25 January 2010

How Marx Sums Up Capital, Volume 1




Marx’s “Capital”, Volume 1, Chapter 32

Historical Tendency of Capitalist Accumulation

This week’s session will be as follows: 

  • Date: 27 January 2010 (Wednesday)
  • Time: 17h00 sharp to 18h30 sharp
  • Venue: Lecture Hall G05, University of Johannesburg, 37 Nind Street, Doornfontein, Johannesburg (former Technikon Witwatersrand). Vehicle access is from the slip road to the left of the bridge on Siemert Road.
  • Topic: Selected chapters from Machiavelli’s “The Prince” (downloadable in MS-Word format


During this week we are covering the second of the ten parts of the Generic Course called “Basics”. The main text is the one with extracts from Machiavelli’s “The Prince” that was posted last week.

In support of “The Prince” we now go straight to the short Chapter 32 from Karl Marx’s “Capital”, Volume 1 – the second last chapter in the book.

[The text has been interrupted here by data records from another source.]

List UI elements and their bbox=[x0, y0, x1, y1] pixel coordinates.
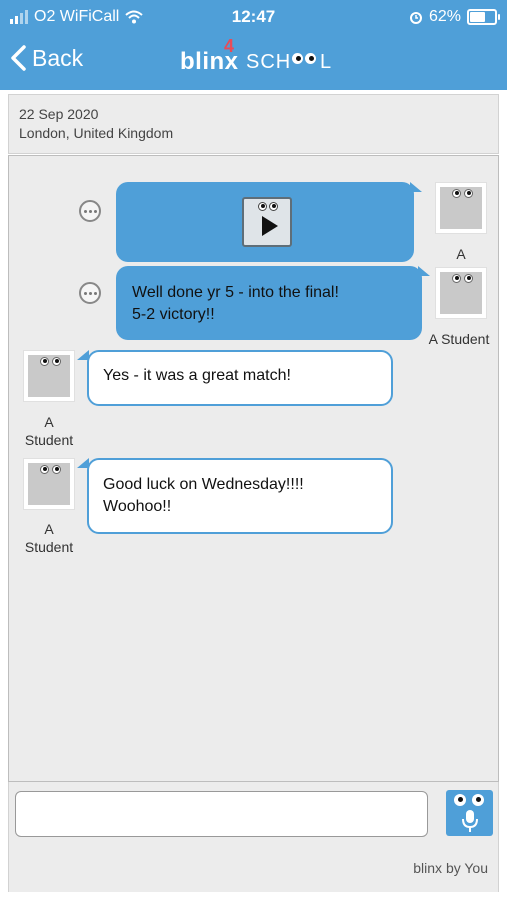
video-thumbnail[interactable] bbox=[242, 197, 292, 247]
message-author-line1: A bbox=[44, 521, 54, 537]
conversation-location: London, United Kingdom bbox=[19, 125, 174, 141]
back-button[interactable]: Back bbox=[10, 40, 83, 76]
logo-school-l: L bbox=[320, 51, 332, 73]
chat-area[interactable]: A Well done yr 5 - into the final! 5-2 v… bbox=[8, 155, 499, 782]
message-bubble-video[interactable] bbox=[116, 182, 422, 262]
chevron-left-icon bbox=[11, 45, 26, 71]
message-text: Woohoo!! bbox=[103, 498, 172, 515]
message-author: A Student bbox=[14, 413, 84, 449]
conversation-date: 22 Sep 2020 bbox=[19, 106, 99, 122]
message-options-button[interactable] bbox=[79, 200, 101, 222]
avatar bbox=[24, 351, 74, 401]
microphone-icon bbox=[462, 810, 478, 832]
message-bubble-incoming[interactable]: Good luck on Wednesday!!!! Woohoo!! bbox=[77, 458, 393, 534]
avatar-eyes-icon bbox=[452, 189, 473, 198]
message-bubble-incoming[interactable]: Yes - it was a great match! bbox=[77, 350, 393, 406]
avatar-eyes-icon bbox=[40, 357, 61, 366]
microphone-button[interactable] bbox=[446, 790, 493, 836]
eyes-icon bbox=[454, 794, 484, 806]
message-author: A bbox=[456, 246, 466, 262]
avatar-eyes-icon bbox=[40, 465, 61, 474]
logo-four: 4 bbox=[224, 36, 235, 56]
status-right: 62% bbox=[409, 6, 500, 28]
avatar bbox=[24, 459, 74, 509]
eyes-icon bbox=[258, 202, 278, 211]
battery-percent: 62% bbox=[428, 8, 461, 25]
logo-school: SCH bbox=[246, 51, 292, 73]
message-author-name: A Student bbox=[428, 331, 490, 347]
message-author-line2: Student bbox=[24, 432, 74, 448]
play-icon bbox=[262, 216, 278, 236]
message-text: Good luck on Wednesday!!!! bbox=[103, 476, 304, 493]
message-author-line1: A bbox=[44, 414, 54, 430]
back-label: Back bbox=[32, 44, 84, 71]
avatar-eyes-icon bbox=[452, 274, 473, 283]
message-author: A Student bbox=[424, 330, 494, 348]
app-header: O2 WiFiCall 12:47 62% Back blinx 4 SCH L bbox=[0, 0, 507, 90]
message-author: A Student bbox=[14, 520, 84, 556]
message-author-line2: Student bbox=[24, 539, 74, 555]
conversation-info: 22 Sep 2020 London, United Kingdom bbox=[8, 94, 499, 154]
message-input[interactable] bbox=[15, 791, 428, 837]
message-bubble-outgoing[interactable]: Well done yr 5 - into the final! 5-2 vic… bbox=[116, 266, 430, 340]
app-logo: blinx 4 SCH L bbox=[180, 36, 340, 78]
message-composer: blinx by You bbox=[8, 782, 499, 892]
battery-icon bbox=[467, 9, 500, 25]
avatar bbox=[436, 183, 486, 233]
message-text: 5-2 victory!! bbox=[132, 306, 215, 323]
message-options-button[interactable] bbox=[79, 282, 101, 304]
message-text: Yes - it was a great match! bbox=[103, 367, 291, 384]
footer-brand: blinx by You bbox=[413, 860, 488, 876]
message-text: Well done yr 5 - into the final! bbox=[132, 284, 339, 301]
avatar bbox=[436, 268, 486, 318]
alarm-icon bbox=[409, 12, 422, 24]
logo-eyes-icon bbox=[292, 53, 316, 64]
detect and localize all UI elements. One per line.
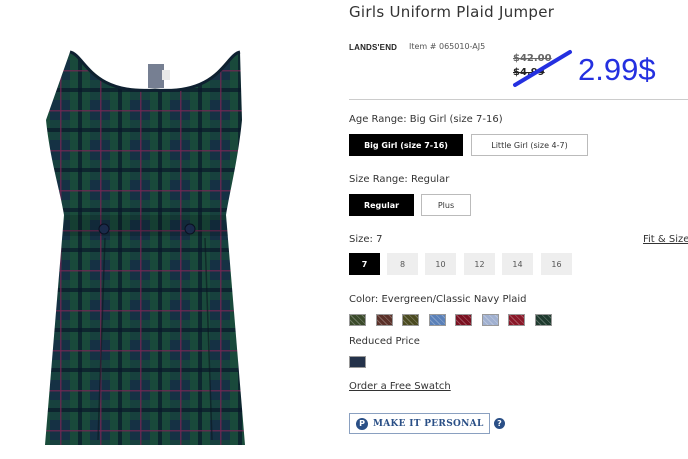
size-range-regular[interactable]: Regular bbox=[349, 194, 414, 216]
product-title: Girls Uniform Plaid Jumper bbox=[349, 3, 555, 21]
new-price-annotation: 2.99$ bbox=[578, 52, 656, 87]
divider bbox=[349, 99, 688, 100]
product-image bbox=[45, 50, 245, 445]
color-swatch[interactable] bbox=[349, 314, 366, 326]
color-swatch[interactable] bbox=[455, 314, 472, 326]
item-number: Item # 065010-AJ5 bbox=[409, 42, 486, 51]
brand-logo: LANDS'END bbox=[349, 43, 398, 52]
price-strike-mark bbox=[513, 50, 572, 87]
size-option-8[interactable]: 8 bbox=[387, 253, 418, 275]
color-swatch[interactable] bbox=[508, 314, 525, 326]
make-it-personal-button[interactable]: P MAKE IT PERSONAL bbox=[349, 413, 490, 434]
color-swatch[interactable] bbox=[402, 314, 419, 326]
fit-size-link[interactable]: Fit & Size bbox=[643, 234, 688, 245]
order-swatch-link[interactable]: Order a Free Swatch bbox=[349, 381, 451, 392]
color-swatch[interactable] bbox=[375, 314, 393, 326]
color-label: Color: Evergreen/Classic Navy Plaid bbox=[349, 294, 527, 305]
size-range-label: Size Range: Regular bbox=[349, 174, 450, 185]
size-option-12[interactable]: 12 bbox=[464, 253, 495, 275]
size-option-7[interactable]: 7 bbox=[349, 253, 380, 275]
color-swatch[interactable] bbox=[534, 314, 552, 326]
age-option-little-girl[interactable]: Little Girl (size 4-7) bbox=[471, 134, 588, 156]
size-option-14[interactable]: 14 bbox=[502, 253, 533, 275]
reduced-price-label: Reduced Price bbox=[349, 336, 420, 347]
age-range-label: Age Range: Big Girl (size 7-16) bbox=[349, 114, 503, 125]
personalize-icon: P bbox=[356, 417, 368, 430]
reduced-color-swatch[interactable] bbox=[349, 356, 366, 368]
size-option-16[interactable]: 16 bbox=[541, 253, 572, 275]
help-icon[interactable]: ? bbox=[494, 418, 505, 429]
size-range-plus[interactable]: Plus bbox=[421, 194, 471, 216]
color-swatch[interactable] bbox=[428, 314, 446, 326]
make-it-personal-label: MAKE IT PERSONAL bbox=[373, 418, 484, 429]
age-option-big-girl[interactable]: Big Girl (size 7-16) bbox=[349, 134, 463, 156]
color-swatch[interactable] bbox=[481, 314, 499, 326]
size-option-10[interactable]: 10 bbox=[425, 253, 456, 275]
size-label: Size: 7 bbox=[349, 234, 383, 245]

It is a broad-brush summary of Volume 1. At this stage it may prove a difficult read for some, but it will be valuable in any case, as a preliminary impression of what is to come as these studies progress.


The chapter is only about 1000 words long. It is the same length as a newspaper “feature” article. It is one of several passages in the works of Marx, Engels and Lenin that compress world history into a single sweep, in this case from the time of slaves and serfs, through the stages of the development of capitalism, to the anticipated proletarian revolution.

Other such passages in the “classics” include Chapter 9 of “The Origin of the Family, Private Property and the State” by Frederick Engels, which will be posted tomorrow, and the first few pages of “The Communist Manifesto”, by Marx and Engels, which is the main text in the next part of this “Basics” course.

The Basics course is partly an attempt to answer the frequently-expressed desire for a “simple” explanation of the politics of the working class and of the intellectual partisans of the working class.

In attempting this task, texts have been chosen that exemplify the various original authors’ own attempts to respond to, and to satisfy, the manifest popular craving for a brief and easily-absorbed overall explanation of how politics works.